The team saw signs of Fusobacterium infection in more than 64 percent of tissue samples from individuals with endometriosis. In contrast, the bug turned up in just over 7 percent of samples from endometriosis-free subjects.
With the help of follow-up immunohistochemistry, chromatin immunoprecipitation-qPCR, cytokine profiling, mouse modeling, and other experiments, the team suggested that Fusobacterium infection can boost transforming growth factor beta (TGF-beta) activation, prompting quiescent fibroblast cells to become myofibroblast cells expressing a cytoplasmic microfilament-associated protein known as transgelin (TAGLN).

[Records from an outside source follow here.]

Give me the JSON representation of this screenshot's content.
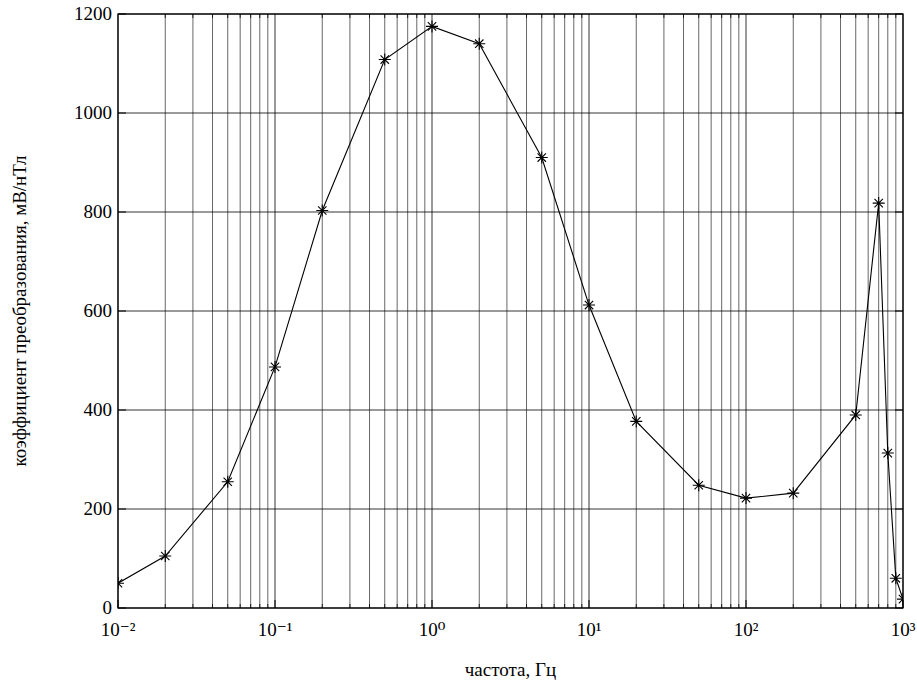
{
  "chart_data": {
    "type": "line",
    "xlabel": "частота, Гц",
    "ylabel": "коэффициент преобразования, мВ/нТл",
    "x": [
      0.01,
      0.02,
      0.05,
      0.1,
      0.2,
      0.5,
      1,
      2,
      5,
      10,
      20,
      50,
      100,
      200,
      500,
      700,
      800,
      900,
      1000
    ],
    "values": [
      50,
      105,
      255,
      487,
      803,
      1108,
      1175,
      1140,
      910,
      612,
      377,
      248,
      222,
      232,
      390,
      818,
      313,
      60,
      18
    ],
    "color": "#000000",
    "marker": "asterisk",
    "line_style": "solid",
    "log": "x",
    "grid": true,
    "xlim": [
      0.01,
      1000
    ],
    "ylim": [
      0,
      1200
    ],
    "xticks": [
      {
        "value": 0.01,
        "label": "10⁻²"
      },
      {
        "value": 0.1,
        "label": "10⁻¹"
      },
      {
        "value": 1,
        "label": "10⁰"
      },
      {
        "value": 10,
        "label": "10¹"
      },
      {
        "value": 100,
        "label": "10²"
      },
      {
        "value": 1000,
        "label": "10³"
      }
    ],
    "yticks": [
      0,
      200,
      400,
      600,
      800,
      1000,
      1200
    ]
  }
}
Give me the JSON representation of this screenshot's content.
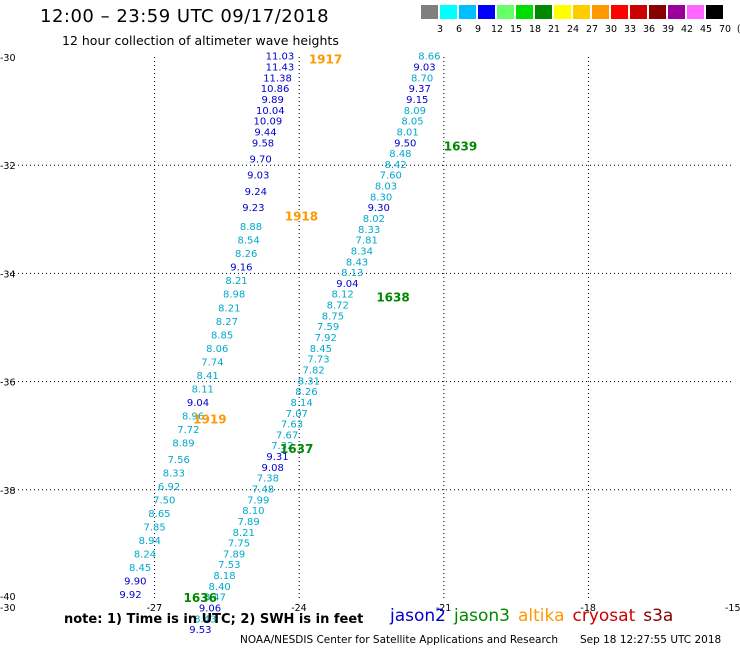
{
  "header": {
    "title": "12:00 – 23:59 UTC 09/17/2018",
    "subtitle": "12 hour collection of altimeter wave heights"
  },
  "colorbar": {
    "labels": [
      "3",
      "6",
      "9",
      "12",
      "15",
      "18",
      "21",
      "24",
      "27",
      "30",
      "33",
      "36",
      "39",
      "42",
      "45",
      "70",
      "(ft)"
    ],
    "colors": [
      "#7f7f7f",
      "#00ffff",
      "#00bfff",
      "#0000ff",
      "#66ff66",
      "#00dd00",
      "#008800",
      "#ffff00",
      "#ffcc00",
      "#ff9900",
      "#ff0000",
      "#cc0000",
      "#880000",
      "#990099",
      "#ff66ff",
      "#000000"
    ]
  },
  "chart_data": {
    "type": "scatter",
    "xlabel": "",
    "ylabel": "",
    "xlim": [
      -30,
      -15
    ],
    "ylim": [
      -40,
      -30
    ],
    "x_ticks": [
      "-30",
      "-27",
      "-24",
      "-21",
      "-18",
      "-15"
    ],
    "y_ticks": [
      "-30",
      "-32",
      "-34",
      "-36",
      "-38",
      "-40"
    ],
    "grid": true,
    "series": [
      {
        "name": "altika",
        "color": "#ff9900",
        "passes": [
          {
            "time": "1917",
            "time_x": -23.8,
            "time_y": -30.05
          },
          {
            "time": "1918",
            "time_x": -24.3,
            "time_y": -32.95
          },
          {
            "time": "1919",
            "time_x": -26.2,
            "time_y": -36.7
          }
        ],
        "points": [
          {
            "x": -24.4,
            "y": -30.05,
            "v": "11.03",
            "c": "#0000cc"
          },
          {
            "x": -24.4,
            "y": -30.25,
            "v": "11.43",
            "c": "#0000cc"
          },
          {
            "x": -24.45,
            "y": -30.45,
            "v": "11.38",
            "c": "#0000cc"
          },
          {
            "x": -24.5,
            "y": -30.65,
            "v": "10.86",
            "c": "#0000cc"
          },
          {
            "x": -24.55,
            "y": -30.85,
            "v": "9.89",
            "c": "#0000cc"
          },
          {
            "x": -24.6,
            "y": -31.05,
            "v": "10.04",
            "c": "#0000cc"
          },
          {
            "x": -24.65,
            "y": -31.25,
            "v": "10.09",
            "c": "#0000cc"
          },
          {
            "x": -24.7,
            "y": -31.45,
            "v": "9.44",
            "c": "#0000cc"
          },
          {
            "x": -24.75,
            "y": -31.65,
            "v": "9.58",
            "c": "#0000cc"
          },
          {
            "x": -24.8,
            "y": -31.95,
            "v": "9.70",
            "c": "#0000cc"
          },
          {
            "x": -24.85,
            "y": -32.25,
            "v": "9.03",
            "c": "#0000cc"
          },
          {
            "x": -24.9,
            "y": -32.55,
            "v": "9.24",
            "c": "#0000cc"
          },
          {
            "x": -24.95,
            "y": -32.85,
            "v": "9.23",
            "c": "#0000cc"
          },
          {
            "x": -25.0,
            "y": -33.2,
            "v": "8.88",
            "c": "#00aacc"
          },
          {
            "x": -25.05,
            "y": -33.45,
            "v": "8.54",
            "c": "#00aacc"
          },
          {
            "x": -25.1,
            "y": -33.7,
            "v": "8.26",
            "c": "#00aacc"
          },
          {
            "x": -25.2,
            "y": -33.95,
            "v": "9.16",
            "c": "#0000cc"
          },
          {
            "x": -25.3,
            "y": -34.2,
            "v": "8.21",
            "c": "#00aacc"
          },
          {
            "x": -25.35,
            "y": -34.45,
            "v": "8.98",
            "c": "#00aacc"
          },
          {
            "x": -25.45,
            "y": -34.7,
            "v": "8.21",
            "c": "#00aacc"
          },
          {
            "x": -25.5,
            "y": -34.95,
            "v": "8.27",
            "c": "#00aacc"
          },
          {
            "x": -25.6,
            "y": -35.2,
            "v": "8.85",
            "c": "#00aacc"
          },
          {
            "x": -25.7,
            "y": -35.45,
            "v": "8.06",
            "c": "#00aacc"
          },
          {
            "x": -25.8,
            "y": -35.7,
            "v": "7.74",
            "c": "#00aacc"
          },
          {
            "x": -25.9,
            "y": -35.95,
            "v": "8.41",
            "c": "#00aacc"
          },
          {
            "x": -26.0,
            "y": -36.2,
            "v": "8.11",
            "c": "#00aacc"
          },
          {
            "x": -26.1,
            "y": -36.45,
            "v": "9.04",
            "c": "#0000cc"
          },
          {
            "x": -26.2,
            "y": -36.7,
            "v": "8.96",
            "c": "#00aacc"
          },
          {
            "x": -26.3,
            "y": -36.95,
            "v": "7.72",
            "c": "#00aacc"
          },
          {
            "x": -26.4,
            "y": -37.2,
            "v": "8.89",
            "c": "#00aacc"
          },
          {
            "x": -26.5,
            "y": -37.5,
            "v": "7.56",
            "c": "#00aacc"
          },
          {
            "x": -26.6,
            "y": -37.75,
            "v": "8.33",
            "c": "#00aacc"
          },
          {
            "x": -26.7,
            "y": -38.0,
            "v": "6.92",
            "c": "#00aacc"
          },
          {
            "x": -26.8,
            "y": -38.25,
            "v": "7.50",
            "c": "#00aacc"
          },
          {
            "x": -26.9,
            "y": -38.5,
            "v": "8.65",
            "c": "#00aacc"
          },
          {
            "x": -27.0,
            "y": -38.75,
            "v": "7.85",
            "c": "#00aacc"
          },
          {
            "x": -27.1,
            "y": -39.0,
            "v": "8.94",
            "c": "#00aacc"
          },
          {
            "x": -27.2,
            "y": -39.25,
            "v": "8.24",
            "c": "#00aacc"
          },
          {
            "x": -27.3,
            "y": -39.5,
            "v": "8.45",
            "c": "#00aacc"
          },
          {
            "x": -27.4,
            "y": -39.75,
            "v": "9.90",
            "c": "#0000cc"
          },
          {
            "x": -27.5,
            "y": -40.0,
            "v": "9.92",
            "c": "#0000cc"
          }
        ]
      },
      {
        "name": "jason3",
        "color": "#008800",
        "passes": [
          {
            "time": "1639",
            "time_x": -21.0,
            "time_y": -31.65
          },
          {
            "time": "1638",
            "time_x": -22.4,
            "time_y": -34.45
          },
          {
            "time": "1637",
            "time_x": -24.4,
            "time_y": -37.25
          },
          {
            "time": "1636",
            "time_x": -26.4,
            "time_y": -40.0
          }
        ],
        "points": [
          {
            "x": -21.3,
            "y": -30.05,
            "v": "8.66",
            "c": "#00aacc"
          },
          {
            "x": -21.4,
            "y": -30.25,
            "v": "9.03",
            "c": "#0000cc"
          },
          {
            "x": -21.45,
            "y": -30.45,
            "v": "8.70",
            "c": "#00aacc"
          },
          {
            "x": -21.5,
            "y": -30.65,
            "v": "9.37",
            "c": "#0000cc"
          },
          {
            "x": -21.55,
            "y": -30.85,
            "v": "9.15",
            "c": "#0000cc"
          },
          {
            "x": -21.6,
            "y": -31.05,
            "v": "8.09",
            "c": "#00aacc"
          },
          {
            "x": -21.65,
            "y": -31.25,
            "v": "8.05",
            "c": "#00aacc"
          },
          {
            "x": -21.75,
            "y": -31.45,
            "v": "8.01",
            "c": "#00aacc"
          },
          {
            "x": -21.8,
            "y": -31.65,
            "v": "9.50",
            "c": "#0000cc"
          },
          {
            "x": -21.9,
            "y": -31.85,
            "v": "8.48",
            "c": "#00aacc"
          },
          {
            "x": -22.0,
            "y": -32.05,
            "v": "8.42",
            "c": "#00aacc"
          },
          {
            "x": -22.1,
            "y": -32.25,
            "v": "7.60",
            "c": "#00aacc"
          },
          {
            "x": -22.2,
            "y": -32.45,
            "v": "8.03",
            "c": "#00aacc"
          },
          {
            "x": -22.3,
            "y": -32.65,
            "v": "8.30",
            "c": "#00aacc"
          },
          {
            "x": -22.35,
            "y": -32.85,
            "v": "9.30",
            "c": "#0000cc"
          },
          {
            "x": -22.45,
            "y": -33.05,
            "v": "8.02",
            "c": "#00aacc"
          },
          {
            "x": -22.55,
            "y": -33.25,
            "v": "8.33",
            "c": "#00aacc"
          },
          {
            "x": -22.6,
            "y": -33.45,
            "v": "7.81",
            "c": "#00aacc"
          },
          {
            "x": -22.7,
            "y": -33.65,
            "v": "8.34",
            "c": "#00aacc"
          },
          {
            "x": -22.8,
            "y": -33.85,
            "v": "8.43",
            "c": "#00aacc"
          },
          {
            "x": -22.9,
            "y": -34.05,
            "v": "8.13",
            "c": "#00aacc"
          },
          {
            "x": -23.0,
            "y": -34.25,
            "v": "9.04",
            "c": "#0000cc"
          },
          {
            "x": -23.1,
            "y": -34.45,
            "v": "8.12",
            "c": "#00aacc"
          },
          {
            "x": -23.2,
            "y": -34.65,
            "v": "8.72",
            "c": "#00aacc"
          },
          {
            "x": -23.3,
            "y": -34.85,
            "v": "8.75",
            "c": "#00aacc"
          },
          {
            "x": -23.4,
            "y": -35.05,
            "v": "7.59",
            "c": "#00aacc"
          },
          {
            "x": -23.45,
            "y": -35.25,
            "v": "7.92",
            "c": "#00aacc"
          },
          {
            "x": -23.55,
            "y": -35.45,
            "v": "8.45",
            "c": "#00aacc"
          },
          {
            "x": -23.6,
            "y": -35.65,
            "v": "7.73",
            "c": "#00aacc"
          },
          {
            "x": -23.7,
            "y": -35.85,
            "v": "7.82",
            "c": "#00aacc"
          },
          {
            "x": -23.8,
            "y": -36.05,
            "v": "8.31",
            "c": "#00aacc"
          },
          {
            "x": -23.85,
            "y": -36.25,
            "v": "8.26",
            "c": "#00aacc"
          },
          {
            "x": -23.95,
            "y": -36.45,
            "v": "8.14",
            "c": "#00aacc"
          },
          {
            "x": -24.05,
            "y": -36.65,
            "v": "7.07",
            "c": "#00aacc"
          },
          {
            "x": -24.15,
            "y": -36.85,
            "v": "7.63",
            "c": "#00aacc"
          },
          {
            "x": -24.25,
            "y": -37.05,
            "v": "7.67",
            "c": "#00aacc"
          },
          {
            "x": -24.35,
            "y": -37.25,
            "v": "7.32",
            "c": "#00aacc"
          },
          {
            "x": -24.45,
            "y": -37.45,
            "v": "9.31",
            "c": "#0000cc"
          },
          {
            "x": -24.55,
            "y": -37.65,
            "v": "9.08",
            "c": "#0000cc"
          },
          {
            "x": -24.65,
            "y": -37.85,
            "v": "7.38",
            "c": "#00aacc"
          },
          {
            "x": -24.75,
            "y": -38.05,
            "v": "7.48",
            "c": "#00aacc"
          },
          {
            "x": -24.85,
            "y": -38.25,
            "v": "7.99",
            "c": "#00aacc"
          },
          {
            "x": -24.95,
            "y": -38.45,
            "v": "8.10",
            "c": "#00aacc"
          },
          {
            "x": -25.05,
            "y": -38.65,
            "v": "7.89",
            "c": "#00aacc"
          },
          {
            "x": -25.15,
            "y": -38.85,
            "v": "8.21",
            "c": "#00aacc"
          },
          {
            "x": -25.25,
            "y": -39.05,
            "v": "7.75",
            "c": "#00aacc"
          },
          {
            "x": -25.35,
            "y": -39.25,
            "v": "7.89",
            "c": "#00aacc"
          },
          {
            "x": -25.45,
            "y": -39.45,
            "v": "7.53",
            "c": "#00aacc"
          },
          {
            "x": -25.55,
            "y": -39.65,
            "v": "8.18",
            "c": "#00aacc"
          },
          {
            "x": -25.65,
            "y": -39.85,
            "v": "8.40",
            "c": "#00aacc"
          },
          {
            "x": -25.75,
            "y": -40.05,
            "v": "8.47",
            "c": "#00aacc"
          },
          {
            "x": -25.85,
            "y": -40.25,
            "v": "9.06",
            "c": "#0000cc"
          },
          {
            "x": -25.95,
            "y": -40.45,
            "v": "8.43",
            "c": "#00aacc"
          },
          {
            "x": -26.05,
            "y": -40.65,
            "v": "9.53",
            "c": "#0000cc"
          }
        ]
      }
    ]
  },
  "notes": {
    "note_text": "note:  1) Time is in UTC; 2) SWH is in feet"
  },
  "legend": {
    "items": [
      {
        "label": "jason2",
        "color": "#0000cc"
      },
      {
        "label": "jason3",
        "color": "#008800"
      },
      {
        "label": "altika",
        "color": "#ff9900"
      },
      {
        "label": "cryosat",
        "color": "#cc0000"
      },
      {
        "label": "s3a",
        "color": "#880000"
      }
    ]
  },
  "footer": {
    "org": "NOAA/NESDIS Center for Satellite Applications and Research",
    "timestamp": "Sep 18 12:27:55 UTC 2018"
  }
}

The TAGLN-positive cells, in turn, appeared to take on new proliferation, migration, and adherence capabilities in the lab, the researchers reported, hinting at a similar transformation during the development of endometriosis.
"Our data support a mechanism for the pathogenesis of endometriosis via Fusobacterium infection and suggest that eradication of this bacterium could be an approach to treat endometriosis," Kondo and his colleagues wrote.
When mice infected with F. nucleatum received daily transvaginal treatment with the antibiotics chloramphenicol and metronidazole, they showed diminished TGF-beta and TAGLN expression, along with reduced M2 macrophage immune cell infiltration and dialed down representation of endometriotic lesions.
Kondo noted that the antibiotic metronidazole, which is already being used to treat the protozoan parasite behind sexually transmitted trichomoniasis infections, is known to have activity against Fusobacterium.
"Although further studies are needed, our data suggest that targeting Fusobacterium in the endometrium by antibiotic treatment may be a therapeutic option for patients with endometriosis," the authors concluded.